First of all, let me suggest that the foxhole is not a place for moral deliberation. Those who serve must believe in the rightness of their cause. They must believe that they are not giving their lives simply for the political or economic advantage of others. They must have no doubt about that when they lay their life on the line. It is up to us to make certain that happens. It is up to us to make sure that our leaders do not hide other motives behind our flag when they sound the alarm, and send our troops into battle. We must be the ones to engage in moral debate. We must hold the leadership of our country accountable, we must be the ones who set the standards, who hold up the Bill of Rights and the Constitution, and ask whether it is in protection of these values that we are asking these men and women to lay down their lives, or is it for lesser purposes. When we do that, we honor those who fought against the evils of slavery, of fascism and communism. When we do that, we honor the values for which those who served, both lived and died.

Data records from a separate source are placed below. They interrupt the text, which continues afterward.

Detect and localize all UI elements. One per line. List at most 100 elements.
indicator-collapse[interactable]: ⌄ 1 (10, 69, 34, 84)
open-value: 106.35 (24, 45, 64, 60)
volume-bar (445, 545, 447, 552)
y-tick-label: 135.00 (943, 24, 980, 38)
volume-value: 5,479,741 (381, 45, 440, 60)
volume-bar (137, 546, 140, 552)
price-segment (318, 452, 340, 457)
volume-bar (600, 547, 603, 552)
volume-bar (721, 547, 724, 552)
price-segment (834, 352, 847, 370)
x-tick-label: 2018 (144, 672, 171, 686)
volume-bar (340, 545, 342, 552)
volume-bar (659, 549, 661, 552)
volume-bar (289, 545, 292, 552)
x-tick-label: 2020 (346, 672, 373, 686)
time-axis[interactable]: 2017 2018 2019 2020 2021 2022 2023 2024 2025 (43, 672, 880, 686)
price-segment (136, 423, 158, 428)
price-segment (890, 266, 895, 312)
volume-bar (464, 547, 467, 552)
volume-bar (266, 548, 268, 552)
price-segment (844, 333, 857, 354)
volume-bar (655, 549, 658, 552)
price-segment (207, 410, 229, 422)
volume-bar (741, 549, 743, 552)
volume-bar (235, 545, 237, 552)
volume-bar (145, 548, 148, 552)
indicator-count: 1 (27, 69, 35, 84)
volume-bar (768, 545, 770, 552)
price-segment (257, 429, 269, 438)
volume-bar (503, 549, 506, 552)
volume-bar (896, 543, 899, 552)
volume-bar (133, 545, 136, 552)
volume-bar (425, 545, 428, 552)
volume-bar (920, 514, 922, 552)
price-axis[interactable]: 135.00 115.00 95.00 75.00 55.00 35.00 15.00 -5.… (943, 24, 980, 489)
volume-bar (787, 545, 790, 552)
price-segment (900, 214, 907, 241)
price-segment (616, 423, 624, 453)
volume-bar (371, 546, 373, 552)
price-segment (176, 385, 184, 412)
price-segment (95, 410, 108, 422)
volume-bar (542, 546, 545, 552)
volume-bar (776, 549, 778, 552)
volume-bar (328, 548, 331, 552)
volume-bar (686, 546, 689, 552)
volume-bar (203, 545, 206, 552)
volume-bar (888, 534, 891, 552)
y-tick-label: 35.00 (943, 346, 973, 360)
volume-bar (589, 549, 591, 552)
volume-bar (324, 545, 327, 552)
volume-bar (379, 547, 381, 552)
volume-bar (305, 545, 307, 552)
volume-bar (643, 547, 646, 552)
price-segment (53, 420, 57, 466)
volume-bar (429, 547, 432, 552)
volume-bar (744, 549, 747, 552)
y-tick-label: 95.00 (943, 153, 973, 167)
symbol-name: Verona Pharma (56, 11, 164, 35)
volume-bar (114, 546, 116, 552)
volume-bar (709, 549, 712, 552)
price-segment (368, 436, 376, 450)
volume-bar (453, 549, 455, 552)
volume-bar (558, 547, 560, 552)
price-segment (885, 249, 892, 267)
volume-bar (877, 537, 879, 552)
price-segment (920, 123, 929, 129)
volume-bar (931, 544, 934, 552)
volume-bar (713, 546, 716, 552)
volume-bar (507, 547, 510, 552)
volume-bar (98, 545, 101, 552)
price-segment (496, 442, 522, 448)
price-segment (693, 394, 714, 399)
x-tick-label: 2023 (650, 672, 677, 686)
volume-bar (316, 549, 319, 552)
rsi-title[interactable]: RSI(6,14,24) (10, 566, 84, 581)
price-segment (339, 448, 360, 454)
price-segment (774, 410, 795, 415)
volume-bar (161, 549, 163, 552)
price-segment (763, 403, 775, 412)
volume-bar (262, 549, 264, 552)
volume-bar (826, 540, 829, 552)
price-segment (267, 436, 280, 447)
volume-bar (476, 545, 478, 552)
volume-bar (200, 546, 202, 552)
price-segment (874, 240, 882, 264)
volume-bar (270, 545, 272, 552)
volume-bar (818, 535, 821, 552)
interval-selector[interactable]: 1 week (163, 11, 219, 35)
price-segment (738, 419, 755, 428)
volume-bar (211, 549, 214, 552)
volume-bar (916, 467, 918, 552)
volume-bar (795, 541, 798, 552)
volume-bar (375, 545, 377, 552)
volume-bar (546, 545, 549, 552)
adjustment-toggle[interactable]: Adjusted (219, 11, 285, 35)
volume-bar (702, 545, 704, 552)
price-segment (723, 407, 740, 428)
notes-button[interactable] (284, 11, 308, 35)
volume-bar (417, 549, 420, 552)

Second, we honor them by caring for the offspring of those who have given their lives. Those who serve now may not have been involved in the kind of conflict that many of you have been. Thankfully, we have had no Great Wars in my lifetime. But those who serve now also stand willing to give themselves, just as many of you also answered the call. In a world of competing interests and limited funding, it is easy to forget them, to put our time, energy and money into fancy new gadgets, into things that inspire awe and wonder among us. We are often like the man who entered a car race: he went out and spent a huge amount of money to get the fanciest car he could find, with all the bells and whistles. Then, instead of getting the best driver he could find, and the best pit crew, he decided to cut some corners. He found a guy at the bar who said he could drive a car, and a couple of mechanics at the local garage who liked the idea of being the pit crew. Of course the driver he hired had never even seen a car like this. And the pit crew had never worked on a car like this. So on the first turn, a wheel, not fastened properly, came off; and the driver, not knowing how to respond, crashed the fancy race car, destroyed the car, and was killed himself. We honor those who have given their lives, by taking care of those who follow in their steps - honoring them and taking care of them.
Finally, we honor those who have served by resolving to walk in their steps. Jesus' call to remember him was not simply a concern that the disciples might forget who he was; rather it was a call to remember by following in his steps. We honor those who have given their lives in service to their fellowman, by resolving to give our lives also in service to others. These whom we honor have set the standard for us. They have shown us the way. Their lives, their dedication, their love is the yardstick we must measure ourselves by. In the face of fear, they remained steadfast. In the heat of battle, they did not shy away. When called to give their best, they gave even life itself. They did not hesitate. They did not wait until the moment was more advantageous to them. But, heading the clarion call to action, they responded.
Today they call us. From places like Bunker Hill and Spotsylvania, they call us. From Lundy's Lane and Raisin River, they call us. From Gettysburg and Antietam, Fredricksburg and Appomatox they call us. From Flanders Field, Ypres, Tannenberg, Marne and Galliopoli they call to us. From Pear Harbor, the Coral Sea, Guadalcanal and Midway, from Ardennes, Normandy, and Cassino they sound their call; from Pakch'on, Chanjin, and Yudan-ni, and also from Quang Tri, Long-Tan, Ho-Bo Woods, Bien Hoa, and the South China Sea; and even from Kuwait, Iraq, and Kosovo they call to us: "Come; come and follow." Follow in the steps of the honored. Follow in the steps of those who have served faithfully. Come and follow in the steps of those who have given their all for you, for the cause of freedom. You too - come. Come and follow in the footsteps of Him who gave his all. "No greater love is there than this, than to give your life for your brother." "Come. Come and follow."